Plus qu’une simple solution de substitution, le soin kangourou ou Kangaroo Mother Care (KMC) est intégré aux soins néonatals standards et permet de réserver les incubateurs aux cas les plus critiques. Son efficacité est largement documentée. Une étude de 2023 publiée dans BMJ Global Health indique que, lorsqu’il est initié tôt, le KMC réduit le risque de décès néonatal d’environ un tiers par rapport aux soins classiques.

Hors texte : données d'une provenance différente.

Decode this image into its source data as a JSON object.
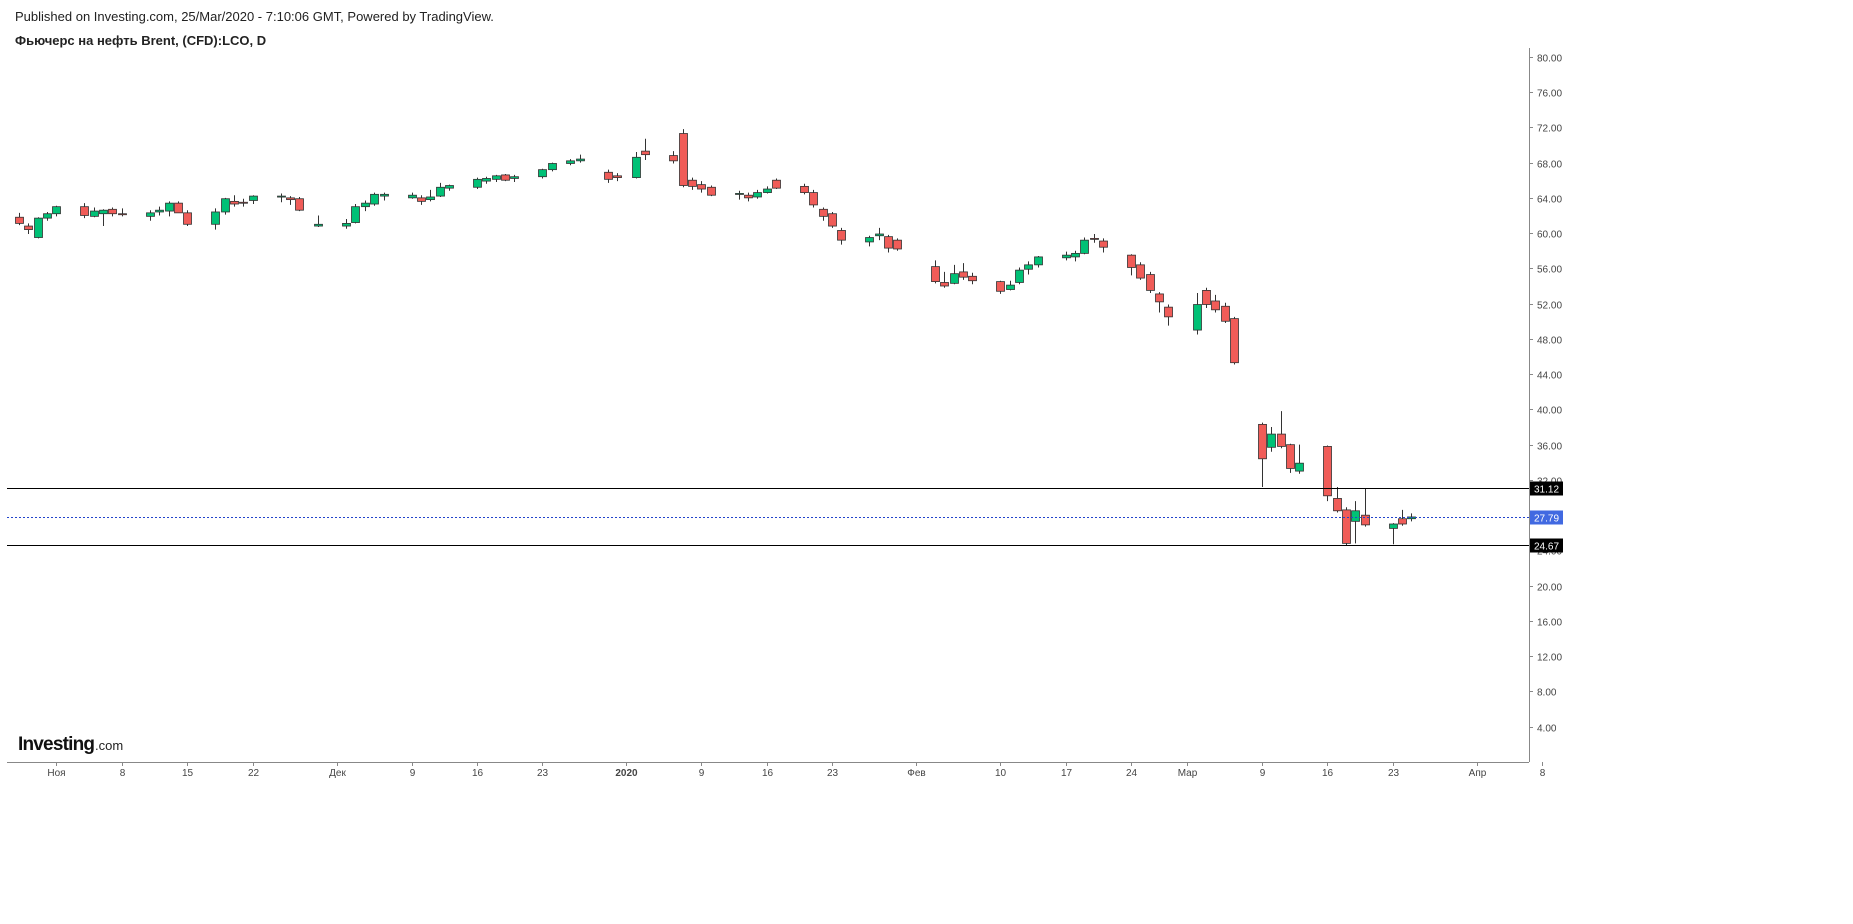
{
  "header": {
    "published": "Published on Investing.com, 25/Mar/2020 - 7:10:06 GMT, Powered by TradingView.",
    "title": "Фьючерс на нефть Brent, (CFD):LCO, D"
  },
  "logo": {
    "brand": "Investing",
    "suffix": ".com"
  },
  "colors": {
    "background": "#f0ffd4",
    "up": "#00c176",
    "down": "#f05c58",
    "wick": "#333333",
    "current_line": "#2244cc",
    "current_badge": "#4169e1",
    "level_badge": "#000000"
  },
  "chart_data": {
    "type": "candlestick",
    "title": "Фьючерс на нефть Brent, (CFD):LCO, D",
    "ylim": [
      0,
      81
    ],
    "y_ticks": [
      "4.00",
      "8.00",
      "12.00",
      "16.00",
      "20.00",
      "24.00",
      "28.00",
      "32.00",
      "36.00",
      "40.00",
      "44.00",
      "48.00",
      "52.00",
      "56.00",
      "60.00",
      "64.00",
      "68.00",
      "72.00",
      "76.00",
      "80.00"
    ],
    "x_ticks": [
      {
        "label": "Ноя",
        "date": "2019-11-01"
      },
      {
        "label": "8",
        "date": "2019-11-08"
      },
      {
        "label": "15",
        "date": "2019-11-15"
      },
      {
        "label": "22",
        "date": "2019-11-22"
      },
      {
        "label": "Дек",
        "date": "2019-12-01"
      },
      {
        "label": "9",
        "date": "2019-12-09"
      },
      {
        "label": "16",
        "date": "2019-12-16"
      },
      {
        "label": "23",
        "date": "2019-12-23"
      },
      {
        "label": "2020",
        "date": "2020-01-01",
        "bold": true
      },
      {
        "label": "9",
        "date": "2020-01-09"
      },
      {
        "label": "16",
        "date": "2020-01-16"
      },
      {
        "label": "23",
        "date": "2020-01-23"
      },
      {
        "label": "Фев",
        "date": "2020-02-01"
      },
      {
        "label": "10",
        "date": "2020-02-10"
      },
      {
        "label": "17",
        "date": "2020-02-17"
      },
      {
        "label": "24",
        "date": "2020-02-24"
      },
      {
        "label": "Мар",
        "date": "2020-03-01"
      },
      {
        "label": "9",
        "date": "2020-03-09"
      },
      {
        "label": "16",
        "date": "2020-03-16"
      },
      {
        "label": "23",
        "date": "2020-03-23"
      },
      {
        "label": "Апр",
        "date": "2020-04-01"
      },
      {
        "label": "8",
        "date": "2020-04-08"
      }
    ],
    "horizontal_levels": [
      {
        "value": 31.12,
        "label": "31.12"
      },
      {
        "value": 24.67,
        "label": "24.67"
      }
    ],
    "current_price": {
      "value": 27.79,
      "label": "27.79"
    },
    "candles": [
      {
        "date": "2019-10-28",
        "o": 61.8,
        "h": 62.3,
        "l": 60.9,
        "c": 61.1
      },
      {
        "date": "2019-10-29",
        "o": 60.8,
        "h": 61.1,
        "l": 59.9,
        "c": 60.4
      },
      {
        "date": "2019-10-30",
        "o": 59.5,
        "h": 61.8,
        "l": 59.4,
        "c": 61.7
      },
      {
        "date": "2019-10-31",
        "o": 61.7,
        "h": 62.4,
        "l": 61.4,
        "c": 62.2
      },
      {
        "date": "2019-11-01",
        "o": 62.2,
        "h": 63.1,
        "l": 61.9,
        "c": 63.0
      },
      {
        "date": "2019-11-04",
        "o": 63.0,
        "h": 63.4,
        "l": 61.7,
        "c": 62.0
      },
      {
        "date": "2019-11-05",
        "o": 61.9,
        "h": 62.9,
        "l": 61.8,
        "c": 62.5
      },
      {
        "date": "2019-11-06",
        "o": 62.2,
        "h": 62.7,
        "l": 60.8,
        "c": 62.6
      },
      {
        "date": "2019-11-07",
        "o": 62.7,
        "h": 62.9,
        "l": 61.9,
        "c": 62.2
      },
      {
        "date": "2019-11-08",
        "o": 62.2,
        "h": 62.8,
        "l": 61.9,
        "c": 62.1
      },
      {
        "date": "2019-11-11",
        "o": 61.9,
        "h": 62.6,
        "l": 61.4,
        "c": 62.3
      },
      {
        "date": "2019-11-12",
        "o": 62.4,
        "h": 63.0,
        "l": 62.0,
        "c": 62.6
      },
      {
        "date": "2019-11-13",
        "o": 62.5,
        "h": 63.6,
        "l": 61.9,
        "c": 63.4
      },
      {
        "date": "2019-11-14",
        "o": 63.4,
        "h": 63.6,
        "l": 62.3,
        "c": 62.3
      },
      {
        "date": "2019-11-15",
        "o": 62.3,
        "h": 62.6,
        "l": 60.8,
        "c": 61.0
      },
      {
        "date": "2019-11-18",
        "o": 61.0,
        "h": 62.8,
        "l": 60.4,
        "c": 62.4
      },
      {
        "date": "2019-11-19",
        "o": 62.4,
        "h": 64.0,
        "l": 62.1,
        "c": 63.9
      },
      {
        "date": "2019-11-20",
        "o": 63.6,
        "h": 64.3,
        "l": 63.0,
        "c": 63.3
      },
      {
        "date": "2019-11-21",
        "o": 63.5,
        "h": 63.9,
        "l": 63.0,
        "c": 63.4
      },
      {
        "date": "2019-11-22",
        "o": 63.7,
        "h": 64.3,
        "l": 63.3,
        "c": 64.2
      },
      {
        "date": "2019-11-25",
        "o": 64.1,
        "h": 64.5,
        "l": 63.5,
        "c": 64.2
      },
      {
        "date": "2019-11-26",
        "o": 64.0,
        "h": 64.2,
        "l": 63.2,
        "c": 63.8
      },
      {
        "date": "2019-11-27",
        "o": 63.9,
        "h": 64.1,
        "l": 62.5,
        "c": 62.6
      },
      {
        "date": "2019-11-29",
        "o": 60.8,
        "h": 62.0,
        "l": 60.7,
        "c": 61.0
      },
      {
        "date": "2019-12-02",
        "o": 60.8,
        "h": 61.6,
        "l": 60.5,
        "c": 61.1
      },
      {
        "date": "2019-12-03",
        "o": 61.2,
        "h": 63.3,
        "l": 61.1,
        "c": 63.0
      },
      {
        "date": "2019-12-04",
        "o": 63.0,
        "h": 63.7,
        "l": 62.5,
        "c": 63.4
      },
      {
        "date": "2019-12-05",
        "o": 63.3,
        "h": 64.6,
        "l": 63.1,
        "c": 64.4
      },
      {
        "date": "2019-12-06",
        "o": 64.2,
        "h": 64.6,
        "l": 63.7,
        "c": 64.4
      },
      {
        "date": "2019-12-09",
        "o": 64.0,
        "h": 64.6,
        "l": 63.9,
        "c": 64.3
      },
      {
        "date": "2019-12-10",
        "o": 64.0,
        "h": 64.3,
        "l": 63.2,
        "c": 63.6
      },
      {
        "date": "2019-12-11",
        "o": 63.8,
        "h": 64.9,
        "l": 63.6,
        "c": 64.1
      },
      {
        "date": "2019-12-12",
        "o": 64.2,
        "h": 65.7,
        "l": 64.1,
        "c": 65.2
      },
      {
        "date": "2019-12-13",
        "o": 65.1,
        "h": 65.5,
        "l": 64.8,
        "c": 65.4
      },
      {
        "date": "2019-12-16",
        "o": 65.2,
        "h": 66.3,
        "l": 65.0,
        "c": 66.1
      },
      {
        "date": "2019-12-17",
        "o": 65.9,
        "h": 66.4,
        "l": 65.6,
        "c": 66.2
      },
      {
        "date": "2019-12-18",
        "o": 66.1,
        "h": 66.6,
        "l": 65.8,
        "c": 66.5
      },
      {
        "date": "2019-12-19",
        "o": 66.6,
        "h": 66.7,
        "l": 65.9,
        "c": 66.0
      },
      {
        "date": "2019-12-20",
        "o": 66.2,
        "h": 66.6,
        "l": 65.8,
        "c": 66.4
      },
      {
        "date": "2019-12-23",
        "o": 66.4,
        "h": 67.3,
        "l": 66.2,
        "c": 67.2
      },
      {
        "date": "2019-12-24",
        "o": 67.2,
        "h": 68.0,
        "l": 67.0,
        "c": 67.9
      },
      {
        "date": "2019-12-26",
        "o": 67.9,
        "h": 68.4,
        "l": 67.7,
        "c": 68.2
      },
      {
        "date": "2019-12-27",
        "o": 68.2,
        "h": 68.9,
        "l": 68.0,
        "c": 68.4
      },
      {
        "date": "2019-12-30",
        "o": 66.9,
        "h": 67.2,
        "l": 65.7,
        "c": 66.1
      },
      {
        "date": "2019-12-31",
        "o": 66.5,
        "h": 66.8,
        "l": 65.9,
        "c": 66.3
      },
      {
        "date": "2020-01-02",
        "o": 66.3,
        "h": 69.2,
        "l": 66.2,
        "c": 68.6
      },
      {
        "date": "2020-01-03",
        "o": 69.3,
        "h": 70.7,
        "l": 68.3,
        "c": 68.9
      },
      {
        "date": "2020-01-06",
        "o": 68.8,
        "h": 69.3,
        "l": 67.9,
        "c": 68.2
      },
      {
        "date": "2020-01-07",
        "o": 71.3,
        "h": 71.8,
        "l": 65.2,
        "c": 65.4
      },
      {
        "date": "2020-01-08",
        "o": 66.0,
        "h": 66.3,
        "l": 64.9,
        "c": 65.3
      },
      {
        "date": "2020-01-09",
        "o": 65.5,
        "h": 65.9,
        "l": 64.6,
        "c": 65.0
      },
      {
        "date": "2020-01-10",
        "o": 65.2,
        "h": 65.4,
        "l": 64.2,
        "c": 64.3
      },
      {
        "date": "2020-01-13",
        "o": 64.4,
        "h": 64.8,
        "l": 63.8,
        "c": 64.5
      },
      {
        "date": "2020-01-14",
        "o": 64.3,
        "h": 64.6,
        "l": 63.6,
        "c": 64.0
      },
      {
        "date": "2020-01-15",
        "o": 64.1,
        "h": 64.9,
        "l": 63.9,
        "c": 64.6
      },
      {
        "date": "2020-01-16",
        "o": 64.6,
        "h": 65.3,
        "l": 64.5,
        "c": 65.0
      },
      {
        "date": "2020-01-17",
        "o": 66.0,
        "h": 66.2,
        "l": 65.0,
        "c": 65.1
      },
      {
        "date": "2020-01-20",
        "o": 65.3,
        "h": 65.6,
        "l": 64.4,
        "c": 64.6
      },
      {
        "date": "2020-01-21",
        "o": 64.6,
        "h": 64.9,
        "l": 62.9,
        "c": 63.2
      },
      {
        "date": "2020-01-22",
        "o": 62.7,
        "h": 62.9,
        "l": 61.4,
        "c": 61.9
      },
      {
        "date": "2020-01-23",
        "o": 62.2,
        "h": 62.4,
        "l": 60.6,
        "c": 60.8
      },
      {
        "date": "2020-01-24",
        "o": 60.3,
        "h": 60.6,
        "l": 58.7,
        "c": 59.2
      },
      {
        "date": "2020-01-27",
        "o": 59.0,
        "h": 59.7,
        "l": 58.5,
        "c": 59.5
      },
      {
        "date": "2020-01-28",
        "o": 59.7,
        "h": 60.6,
        "l": 59.2,
        "c": 59.9
      },
      {
        "date": "2020-01-29",
        "o": 59.6,
        "h": 59.8,
        "l": 57.8,
        "c": 58.3
      },
      {
        "date": "2020-01-30",
        "o": 59.2,
        "h": 59.4,
        "l": 58.0,
        "c": 58.2
      },
      {
        "date": "2020-02-03",
        "o": 56.2,
        "h": 56.9,
        "l": 54.3,
        "c": 54.5
      },
      {
        "date": "2020-02-04",
        "o": 54.4,
        "h": 55.6,
        "l": 53.8,
        "c": 54.0
      },
      {
        "date": "2020-02-05",
        "o": 54.3,
        "h": 56.4,
        "l": 54.2,
        "c": 55.4
      },
      {
        "date": "2020-02-06",
        "o": 55.6,
        "h": 56.6,
        "l": 54.7,
        "c": 55.0
      },
      {
        "date": "2020-02-07",
        "o": 55.1,
        "h": 55.5,
        "l": 54.2,
        "c": 54.6
      },
      {
        "date": "2020-02-10",
        "o": 54.5,
        "h": 54.6,
        "l": 53.1,
        "c": 53.4
      },
      {
        "date": "2020-02-11",
        "o": 53.6,
        "h": 54.6,
        "l": 53.5,
        "c": 54.1
      },
      {
        "date": "2020-02-12",
        "o": 54.4,
        "h": 56.1,
        "l": 54.2,
        "c": 55.8
      },
      {
        "date": "2020-02-13",
        "o": 55.9,
        "h": 56.8,
        "l": 55.3,
        "c": 56.4
      },
      {
        "date": "2020-02-14",
        "o": 56.4,
        "h": 57.4,
        "l": 56.1,
        "c": 57.3
      },
      {
        "date": "2020-02-17",
        "o": 57.2,
        "h": 57.9,
        "l": 56.9,
        "c": 57.5
      },
      {
        "date": "2020-02-18",
        "o": 57.3,
        "h": 58.0,
        "l": 56.8,
        "c": 57.7
      },
      {
        "date": "2020-02-19",
        "o": 57.7,
        "h": 59.5,
        "l": 57.6,
        "c": 59.2
      },
      {
        "date": "2020-02-20",
        "o": 59.4,
        "h": 59.9,
        "l": 58.9,
        "c": 59.3
      },
      {
        "date": "2020-02-21",
        "o": 59.1,
        "h": 59.4,
        "l": 57.8,
        "c": 58.4
      },
      {
        "date": "2020-02-24",
        "o": 57.5,
        "h": 57.6,
        "l": 55.2,
        "c": 56.1
      },
      {
        "date": "2020-02-25",
        "o": 56.4,
        "h": 56.7,
        "l": 54.7,
        "c": 54.9
      },
      {
        "date": "2020-02-26",
        "o": 55.3,
        "h": 55.6,
        "l": 53.2,
        "c": 53.5
      },
      {
        "date": "2020-02-27",
        "o": 53.1,
        "h": 53.3,
        "l": 51.0,
        "c": 52.2
      },
      {
        "date": "2020-02-28",
        "o": 51.6,
        "h": 51.9,
        "l": 49.5,
        "c": 50.5
      },
      {
        "date": "2020-03-02",
        "o": 49.0,
        "h": 53.2,
        "l": 48.5,
        "c": 51.9
      },
      {
        "date": "2020-03-03",
        "o": 53.5,
        "h": 53.8,
        "l": 51.5,
        "c": 51.9
      },
      {
        "date": "2020-03-04",
        "o": 52.3,
        "h": 53.0,
        "l": 51.0,
        "c": 51.3
      },
      {
        "date": "2020-03-05",
        "o": 51.7,
        "h": 52.1,
        "l": 49.8,
        "c": 50.0
      },
      {
        "date": "2020-03-06",
        "o": 50.3,
        "h": 50.5,
        "l": 45.1,
        "c": 45.3
      },
      {
        "date": "2020-03-09",
        "o": 38.3,
        "h": 38.5,
        "l": 31.2,
        "c": 34.4
      },
      {
        "date": "2020-03-10",
        "o": 35.7,
        "h": 38.0,
        "l": 35.2,
        "c": 37.2
      },
      {
        "date": "2020-03-11",
        "o": 37.2,
        "h": 39.8,
        "l": 35.6,
        "c": 35.8
      },
      {
        "date": "2020-03-12",
        "o": 36.0,
        "h": 36.1,
        "l": 32.8,
        "c": 33.3
      },
      {
        "date": "2020-03-13",
        "o": 33.0,
        "h": 36.0,
        "l": 32.7,
        "c": 33.9
      },
      {
        "date": "2020-03-16",
        "o": 35.8,
        "h": 35.9,
        "l": 29.6,
        "c": 30.2
      },
      {
        "date": "2020-03-17",
        "o": 29.9,
        "h": 31.2,
        "l": 28.3,
        "c": 28.5
      },
      {
        "date": "2020-03-18",
        "o": 28.6,
        "h": 28.9,
        "l": 24.6,
        "c": 24.8
      },
      {
        "date": "2020-03-19",
        "o": 27.3,
        "h": 29.6,
        "l": 24.8,
        "c": 28.5
      },
      {
        "date": "2020-03-20",
        "o": 28.0,
        "h": 31.0,
        "l": 26.7,
        "c": 26.9
      },
      {
        "date": "2020-03-23",
        "o": 26.5,
        "h": 27.1,
        "l": 24.7,
        "c": 27.0
      },
      {
        "date": "2020-03-24",
        "o": 27.6,
        "h": 28.6,
        "l": 26.8,
        "c": 27.0
      },
      {
        "date": "2020-03-25",
        "o": 27.6,
        "h": 28.2,
        "l": 27.3,
        "c": 27.8
      }
    ]
  }
}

D’autres études . confirment qu’il réduit les infections graves comme la septicémie, prévient l’hypothermie et favorise une meilleure prise de poids chez les bébés prématurés. Au-delà des bénéfices pour les nourrissons, il renforce également le lien affectif entre la mère et l’enfant et contribue à prévenir la dépression post-partum. Comme l’explique Nafissatou Ilboudou, une mère kangourou : « Nos cœurs battent ensemble. S’il a faim, il me suffit de le tourner pour l’allaiter. »
La durée moyenne du soin kangourou selon le Dr Belemviré est d’environ douze jours, mais peut aller jusqu’à deux mois selon l’état du bébé et l’engagement de la mère. Lorsque cela est possible, la méthode se poursuit à domicile, avec l’accompagnement de personnels de santé formés. Cependant, elle exige une forte implication des mères, qui doivent disposer de vêtements propres et d’une alimentation suffisante pour produire du lait.
Malgré ses avantages, le soin kangourou fait face à plusieurs obstacles. Au CHUP-CDG, l’unité ne dispose pas de maternité et ne reçoit que des bébés transférés d’autres structures ou nés à domicile. Le Dr Belemviré souligne que les nouveau-nés arrivent souvent dans un état critique en raison de moyens de transport inadaptés, aggravant leur situation à l’arrivée. De plus, la prise en charge des grands prématurés nécessite parfois une nutrition parentérale, difficile à assurer faute d’équipements appropriés.
L’espace constitue également un problème. Rasmata Kinda Ouédraogo, la superviseure de l’unité, explique qu’ils disposent de huit lits et accueillent environ dix bébés par mois. Bien que deux salles aient été rénovées avec le soutien de l’UNICEF, cela reste insuffisant. L’espace limité ne permet pas de réunir toutes les conditions essentielles au bien-être des mères. Celles-ci doivent sortir du bâtiment pour se laver, faire la lessive ou préparer leurs repas, ce qui rend le séjour difficile. Chaque année, le service demande un bâtiment plus adapté et directement relié à l’unité de néonatologie, mais cette demande reste toujours en attente. Ces contraintes matérielles et organisationnelles viennent s’ajouter aux défis plus larges de santé publique auxquels le pays doit faire face.

Pour atteindre la cible 3.2 des ODD, le Burkina Faso doit réduire la mortalité néonatale de 18 à moins de 12 pour 1 000 naissances vivantes d’ici 2030. La prématurité, responsable de 18 % des décès néonatals au Burkina Faso, reste le principal obstacle. Des soins adaptés, un suivi rigoureux et des stratégies comme le soin kangourou sont essentiels pour améliorer la survie et le développement des nouveau-nés fragiles, tout en mobilisant familles, communautés et professionnels de santé.